I attended a talk by Lionel Shriver at Federation Square on Tuesday night.
I usually avoid these kind of things because the audience is often full of wanky wanna-be writers with square glasses and pompous pre-rehearsed questions, that begin with "thank you for your time [insert author here], I'm a writer myself...". The last talk I attended tackled publishing children's picture books (one of my many professional desires). Come "question time / meet the authors" and the nausea set in. It was reminiscent of a Myer Boxing Day Sale stampede, reeking of desperation to nab some attention. I scurried out the back door with my scrappy journal of notes.
Nonetheless, I braved the Shriver talk and was glad I did.
Shriver is probably most well-known for her book We need to talk about Kevin which I found to be an amazing read - both from a literary point of view and the confrontational topic matter.
Her talk this week was a fascinating insight into so many topics - her new book Big Brother about the Western world's obsession with weight, eating, and the ridiculous desire for fame as well as the difficulties of navigating family dynamics. She was an engaging speaker who was frank about her life and her writing.

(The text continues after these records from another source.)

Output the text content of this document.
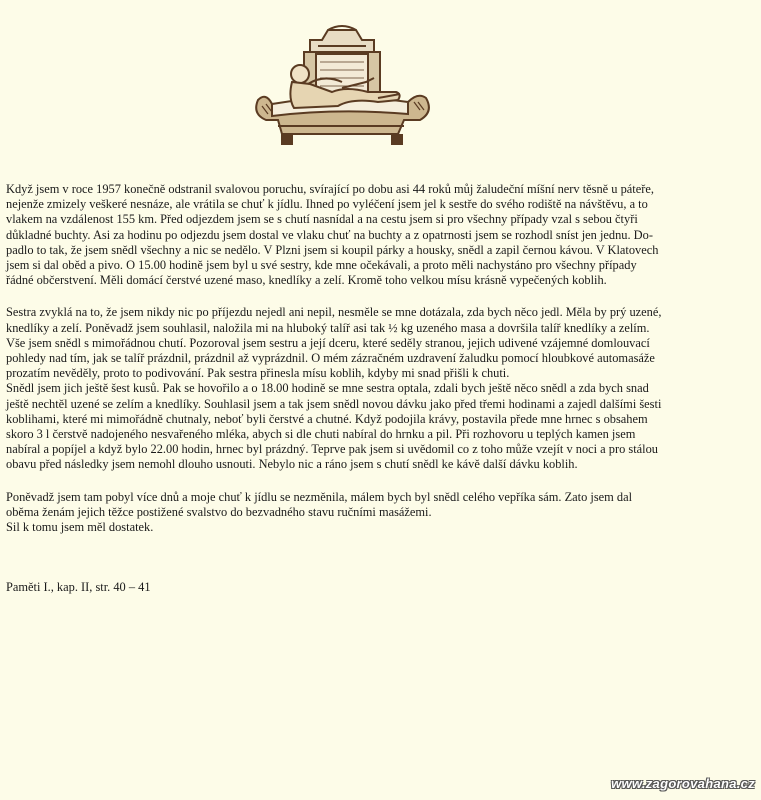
Když jsem v roce 1957 konečně odstranil svalovou poruchu, svírající po dobu asi 44 roků můj žaludeční míšní nerv těsně u páteře,
nejenže zmizely veškeré nesnáze, ale vrátila se chuť k jídlu. Ihned po vyléčení jsem jel k sestře do svého rodiště na návštěvu, a to
vlakem na vzdálenost 155 km. Před odjezdem jsem se s chutí nasnídal a na cestu jsem si pro všechny případy vzal s sebou čtyři
důkladné buchty. Asi za hodinu po odjezdu jsem dostal ve vlaku chuť na buchty a z opatrnosti jsem se rozhodl sníst jen jednu. Do-
padlo to tak, že jsem snědl všechny a nic se nedělo. V Plzni jsem si koupil párky a housky, snědl a zapil černou kávou. V Klatovech
jsem si dal oběd a pivo. O 15.00 hodině jsem byl u své sestry, kde mne očekávali, a proto měli nachystáno pro všechny případy
řádné občerstvení. Měli domácí čerstvé uzené maso, knedlíky a zelí. Kromě toho velkou mísu krásně vypečených koblih.

Sestra zvyklá na to, že jsem nikdy nic po příjezdu nejedl ani nepil, nesměle se mne dotázala, zda bych něco jedl. Měla by prý uzené,
knedlíky a zelí. Poněvadž jsem souhlasil, naložila mi na hluboký talíř asi tak ½ kg uzeného masa a dovršila talíř knedlíky a zelím.
Vše jsem snědl s mimořádnou chutí. Pozoroval jsem sestru a její dceru, které seděly stranou, jejich udivené vzájemné domlouvací
pohledy nad tím, jak se talíř prázdnil, prázdnil až vyprázdnil. O mém zázračném uzdravení žaludku pomocí hloubkové automasáže
prozatím nevěděly, proto to podivování. Pak sestra přinesla mísu koblih, kdyby mi snad přišli k chuti.
Snědl jsem jich ještě šest kusů. Pak se hovořilo a o 18.00 hodině se mne sestra optala, zdali bych ještě něco snědl a zda bych snad
ještě nechtěl uzené se zelím a knedlíky. Souhlasil jsem a tak jsem snědl novou dávku jako před třemi hodinami a zajedl dalšími šesti
koblihami, které mi mimořádně chutnaly, neboť byli čerstvé a chutné. Když podojila krávy, postavila přede mne hrnec s obsahem
skoro 3 l čerstvě nadojeného nesvařeného mléka, abych si dle chuti nabíral do hrnku a pil. Při rozhovoru u teplých kamen jsem
nabíral a popíjel a když bylo 22.00 hodin, hrnec byl prázdný. Teprve pak jsem si uvědomil co z toho může vzejít v noci a pro stálou
obavu před následky jsem nemohl dlouho usnouti. Nebylo nic a ráno jsem s chutí snědl ke kávě další dávku koblih.

Poněvadž jsem tam pobyl více dnů a moje chuť k jídlu se nezměnila, málem bych byl snědl celého vepříka sám. Zato jsem dal
oběma ženám jejich těžce postižené svalstvo do bezvadného stavu ručními masážemi.
Sil k tomu jsem měl dostatek.

Paměti I., kap. II, str. 40 – 41
www.zagorovahana.cz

What resonated with me was the discussion about drive and ambition. "We are meant to be hungry" is not only referring to food, but to life. To lust, to desire, to have a goal: these are the seeds that plant the motivation. Wanting something is almost better than actually getting it, Shriver proposes.
From a writer's perspective, Shriver offered insight into the writing process, admitting that writing each book has been hard. She says she is grateful for the inbuilt insecurity of us writers, the "serial demotion" we seem so proficient at, for this is the edge that propels her forward.
The opportunity to hear her speak was well worth the parking ticket I received!